“你問我什麼意思?”她諷刺的笑,無意間提高了音量,吸引餐廳裏其餘顧客好奇的眼光,“你該問問你自己!你不喜歡她又怎樣,重要的是你們要結婚,而我不想作賤自己去當小三!夏啟亮,雖然你很優秀很有錢很傑出,但是我還沒下賤到心甘情願任你這個有婦之夫糟蹋……”季小清一股腦地說,耳邊嗡嗡作響,眼前夏啟亮的臉色越來越難看,他低吼一聲,“夠了!”成功地製止了她接下去的話語。
他吐了口氣,臉上褪去戾色,換上一派溫柔,雙手捧著她的臉頰,“相信我,我們會最後走到一起的。”
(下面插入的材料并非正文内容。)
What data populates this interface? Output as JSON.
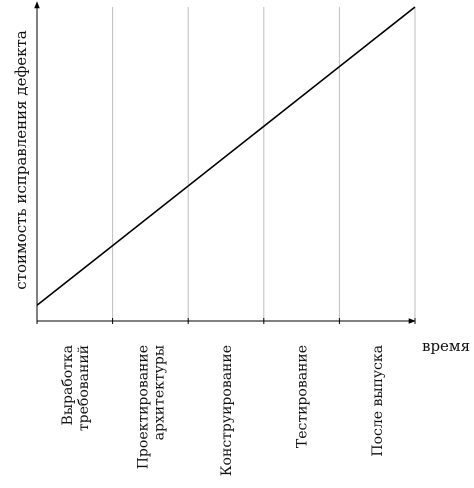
{
  "chart_data": {
    "type": "line",
    "xlabel": "время",
    "ylabel": "стоимость исправления дефекта",
    "categories": [
      [
        "Выработка",
        "требований"
      ],
      [
        "Проектирование",
        "архитектуры"
      ],
      [
        "Конструирование"
      ],
      [
        "Тестирование"
      ],
      [
        "После выпуска"
      ]
    ],
    "grid": true,
    "series": [
      {
        "x": [
          0,
          5
        ],
        "y": [
          0.05,
          1.0
        ]
      }
    ],
    "colors": {
      "line": "#000000",
      "axis": "#000000",
      "grid": "#bdbdbd"
    }
  }
}
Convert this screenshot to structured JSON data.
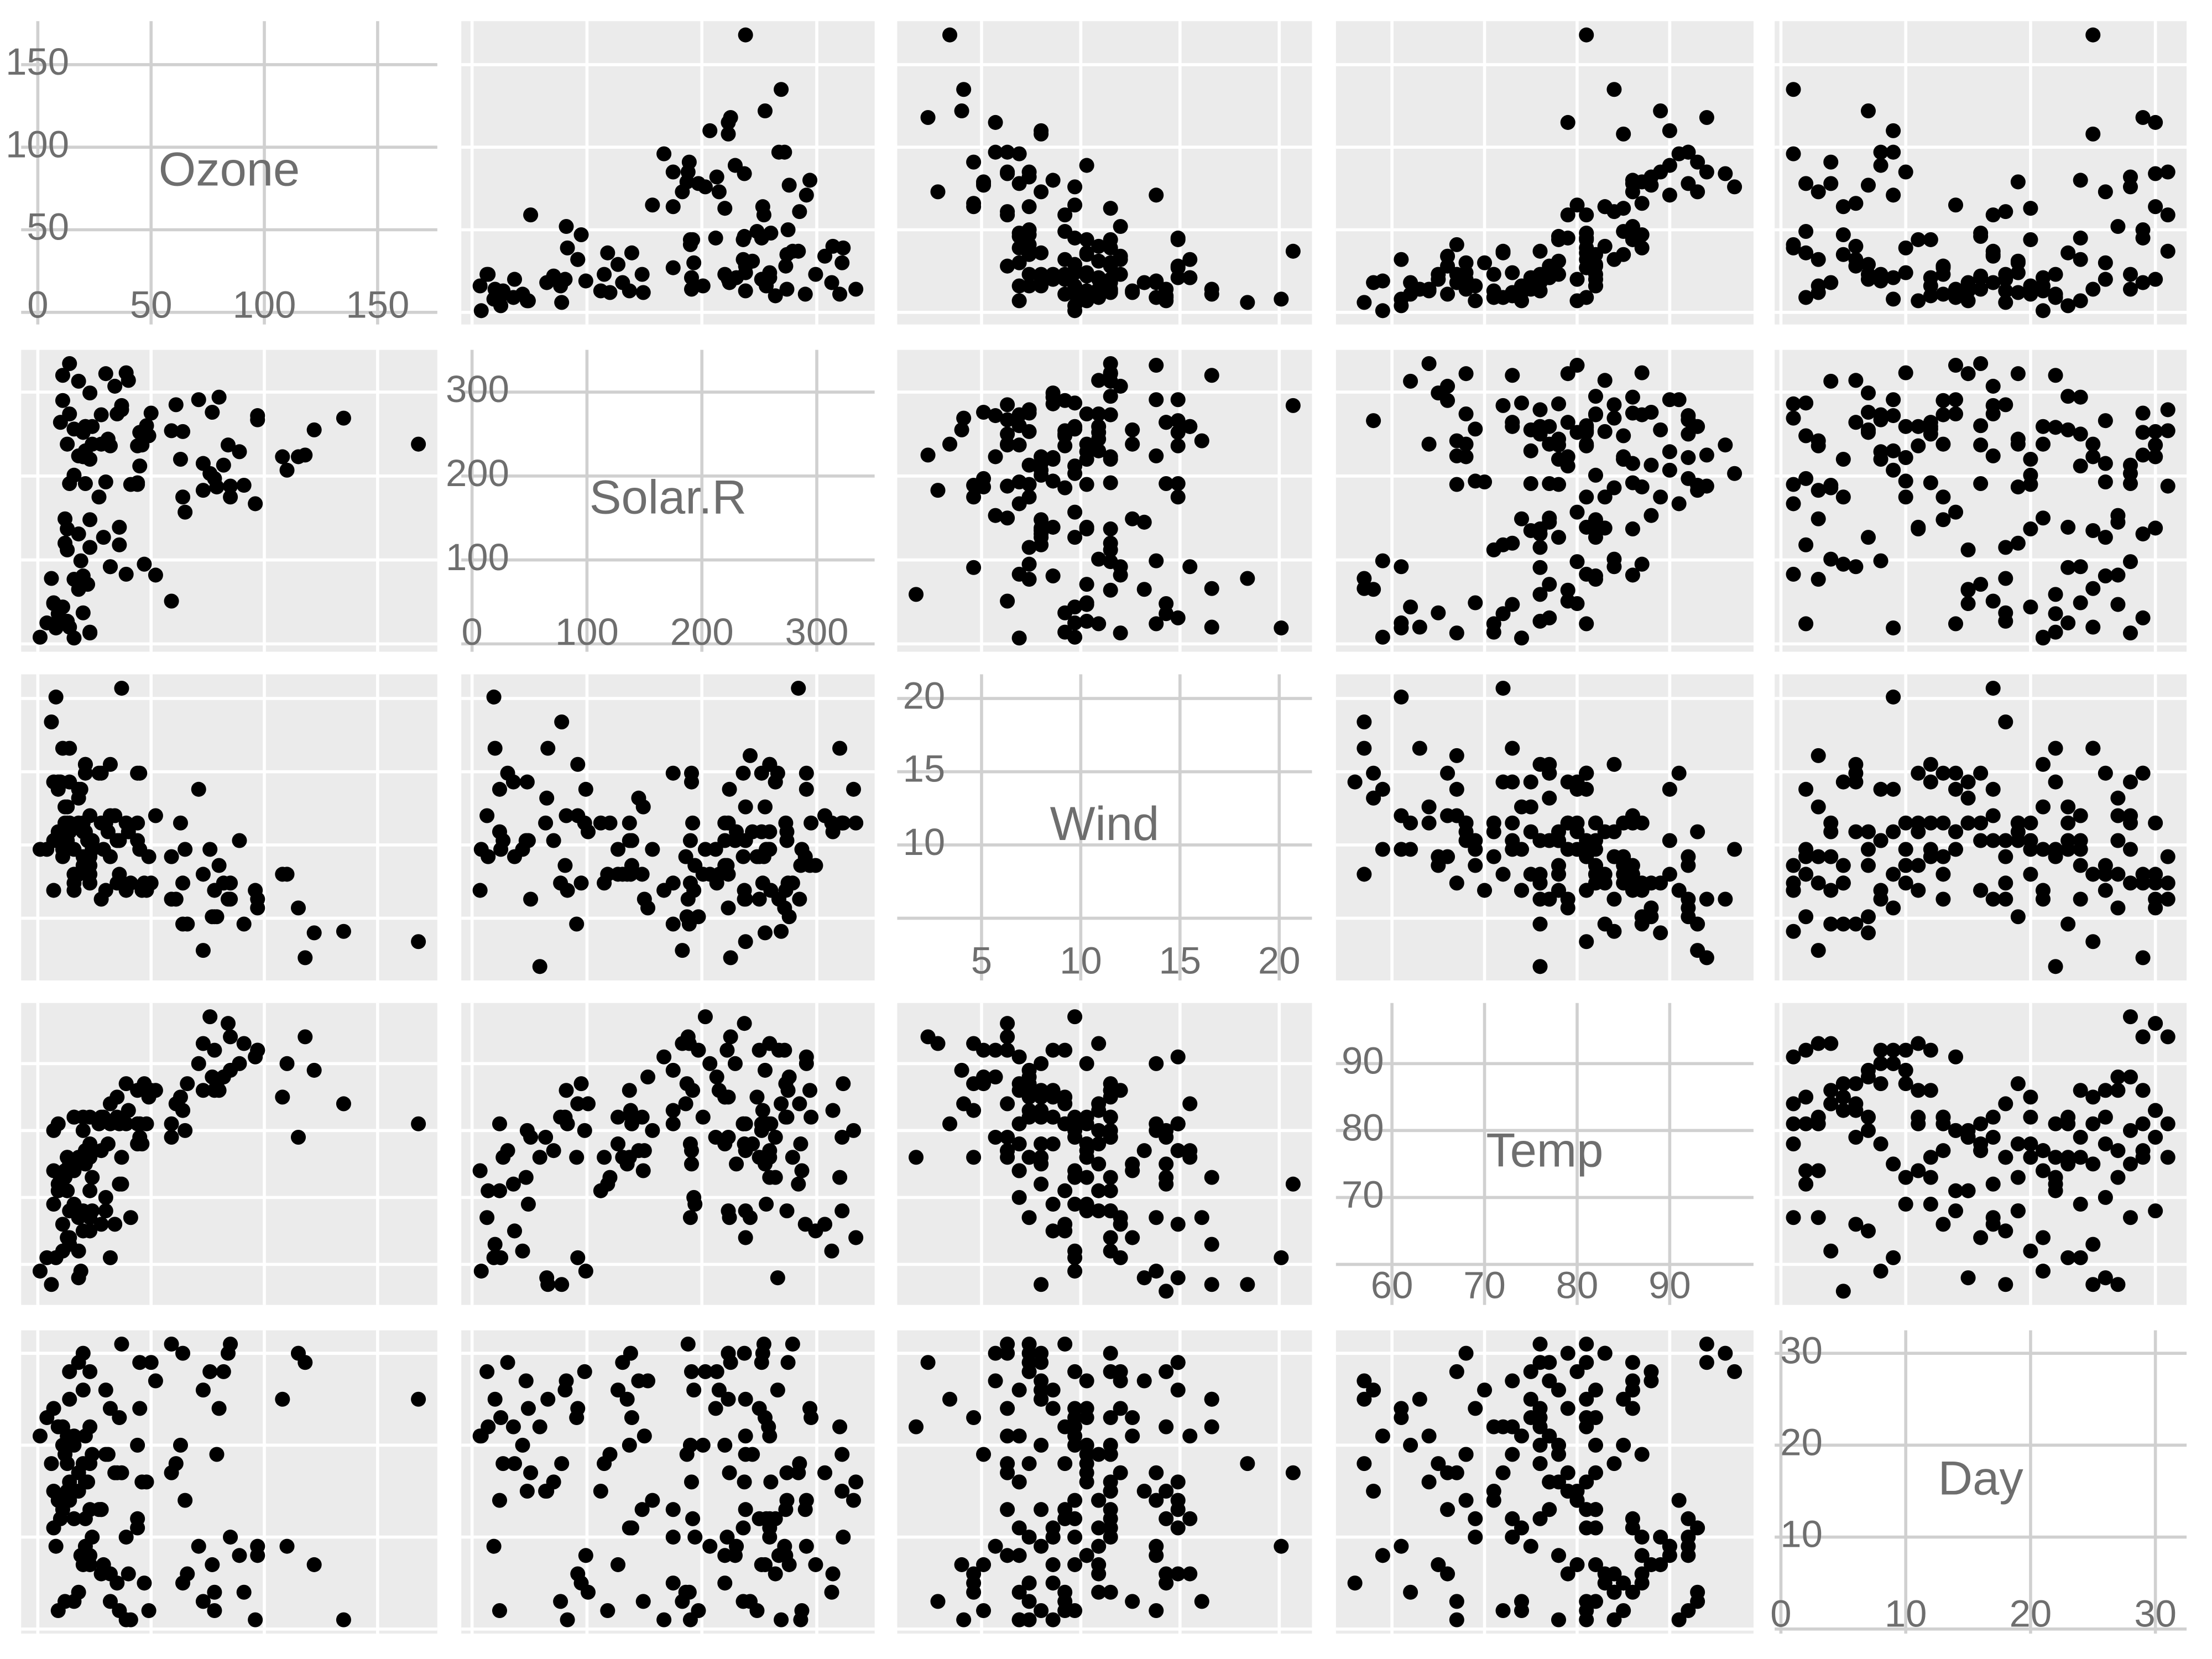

她突然覺得很好笑。她想到那天跟傅景曦去商場見到的那幕,那個要挾男人跟自己老婆離婚的女人,那對被所有人議論的情侶……季小清的嘴角揚起薄涼的笑意,就算夏啟亮現在的眼神再真誠,她也不會去相信了,她淡淡地說:“夏啟亮,我們都該醒醒了。”然後調頭離去。
她迅速地跑,怕被人追上,在餐廳出口處,夏啟亮追到她麵前,擋住她去路,壓抑著聲音說:“你不相信我對你的感情?嗯?”然後一下子拔高了音量,“為什麼不跟我一起嚐試下呢?我還在努力,為什麼你要放棄?你就那麼心甘情願把我推到顧妍琦身邊嗎?你認定我給不了你幸福?那麼誰還能給你!”整個餐廳裏的人都被驚嚇住,所有的顧客,所有的服務生都望著兩人,屏息凝神。
季小清緩緩地抬起頭,眼框中有淚水在打轉,卻久久未下,在極端的寧靜中,她對他說道:“那麼你告訴我,我能做什麼?無限期地等下去嗎?我能跟你爺爺談判還是去懇求顧家退婚?……我都沒有能力辦到那些,你的爺爺不會聽我的,顧家也勢必和夏家聯姻,那麼你要我怎麼努力?你說啊!說啊!”她衝他咆哮,眼淚滾滾落了下來,驚燙了肌膚,身體瑟縮發顫,她苦澀地笑了起來,忍不住文藝了一回,對他說道:“當我跟大團大團的花簇並肩在一起枯萎地生長,你惟獨選擇了我,給我陽光給我露水給我溫暖給我關懷,最後我也開成一朵鮮花的時候,你卻抽掉了我的土壤,這和殺了我有什麼分別?我寧可在陽光下死皮賴臉地活著,也不想被你圈在精致的花瓶裏家養。我說的夠明白了,夏啟亮麻煩你從今天起,離我遠點!”她吼完,然後從他身邊經過,推開餐廳光亮亮的大門來到熙熙攘攘的大街上,下一瞬湮沒於人海。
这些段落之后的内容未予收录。